People in ‘Bama can see the light. And we're not talking about Alabama offense coordinator Lane Kiffin turning down the NFL to stay in Tuscaloosa.
Plunging atmospheric aerosol levels have spurred increased visibility over the past decade.
A team of researchers led by the National Oceanic and Atmospheric Administration (NOAA) recently reported that visibility in Alabama has improved based on decreasing soot.
The conclusion is based on findings that visibility over a national forest improved an estimated 3.4 percent per year from 2001 to 2013 thanks to decreasing aerosol mass.
In addition, fewer sulfates in the air particles led to an additional 1.1 percent per year improvement.
“We’ve had fairly significant drops in sulfur dioxide, especially from industrial sources,” said Leigh Bacon, chief of Alabama Department of Environmental Management’s meteorological section who was not involved in the study. “The study is less of a surprise and more of a validation.”
Aerosols are tiny atmospheric particles made up of air pollutants from volcanic eruptions, desert dust or human-made sources such as fossil fuel burning, especially coal plants. If they get big enough, they can scatter and absorb sunlight, which reduces visibility, making things appear hazy.
It’s not just good news for Alabama: The study, published in Geophysical Research Letters, said the forest is representative of the Southeastern U.S.
Human-caused aerosol outweighs natural sources, according to NASA, but levels have been declining. Over the past decade, emissions of sulfur dioxide—a major aerosol precursor and a component responsible for higher water absorption—dropped about 10 percent per year in Alabama.
“Reductions in U.S. SO2 [sulfur dioxide] emissions that have led to changes in both dry aerosol mass and aerosol water mass are expected to continue in the future and may further reduce aerosol sulfate loading and mass fraction over the next decade,” the authors wrote.
The drops are due to federal regulations targeting the fossil fuel industry, kick started by 1990 Clean Air Act amendments, and the rise of natural gas and other energy sources that have further pinched the coal industry.
Coal as a percent of total electric generation in the Southeast has dropped from the mid-50s before 2009 to about 38 percent today.
Decreased sulfur dioxide emissions means more than more vibrant sunsets: the particles have been linked to health problems, such as asthma and heart disease, and play a role in altering the Earth’s climate.
The researchers measured the distance visible through aerosols in Alabama’s Talladega National Forest during the summer of 2013 and compared it to aerosol mass estimates from the past decade. They found aerosols are decreasing and “the composition is changing,” said Rebecca Washenfelder, a research scientist with NOAA who was a co-author of the study. “In the past, aerosol absorbed more water and grew larger.”
Less sulfur dioxide is a double win for people who like to see clearly: not only does it mean less aerosol forming; it means fewer sulfates in it.
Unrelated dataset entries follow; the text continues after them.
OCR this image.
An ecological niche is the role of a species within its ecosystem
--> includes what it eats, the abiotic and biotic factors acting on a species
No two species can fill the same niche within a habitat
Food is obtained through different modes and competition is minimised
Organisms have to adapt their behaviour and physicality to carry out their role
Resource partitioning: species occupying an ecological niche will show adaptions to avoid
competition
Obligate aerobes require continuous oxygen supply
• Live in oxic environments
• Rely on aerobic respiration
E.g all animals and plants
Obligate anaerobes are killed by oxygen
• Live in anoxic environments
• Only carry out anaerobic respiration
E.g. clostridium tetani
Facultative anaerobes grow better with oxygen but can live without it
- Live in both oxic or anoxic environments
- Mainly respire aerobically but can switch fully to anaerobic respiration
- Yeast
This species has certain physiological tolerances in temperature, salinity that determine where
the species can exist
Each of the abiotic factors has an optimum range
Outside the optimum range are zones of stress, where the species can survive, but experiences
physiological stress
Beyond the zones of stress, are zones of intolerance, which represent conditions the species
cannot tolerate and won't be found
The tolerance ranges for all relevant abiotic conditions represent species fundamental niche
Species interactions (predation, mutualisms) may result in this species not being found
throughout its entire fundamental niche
High sulfate aerosol absorbs more water, and, in turn, scatters more sunlight.
And the trend is nationwide: from 1990 to 2010 U.S. sulfur dioxide emissions were reduced by 60 percent.
Stacie Propst, executive director of GASP—an Alabama clean air advocate organization, said the reductions in sulfur dioxide are good news, however, were largely forced upon the state.
Propst pointed out that in 2006—right in the middle of the new study’s timeframe—the U.S. Department of Justice forced the Alabama Power Company to bring one of its highest emitting coal-fired plants—the James H. Miller Plant—into Clean Air Act compliance.
The settlement reduced sulfur dioxide emissions by about 23,000 tons per year.
“If the state would have enforced the Clean Air Act from the beginning, this report (on decreased aerosol) would be even better,” Propst said.
Another aerosol precursor—volatile organic compounds—had a 63 percent decrease in emissions from cars and trucks in the United States from 1990 to 2010.
Aerosol impacts the Earth’s climate by reflecting solar radiation and cooling the planet. However, some types of particles, such as carbon soot, absorb the radiation and warm the atmosphere.
So the trend means “it could become slightly warmer in Alabama,” Washenfelder said.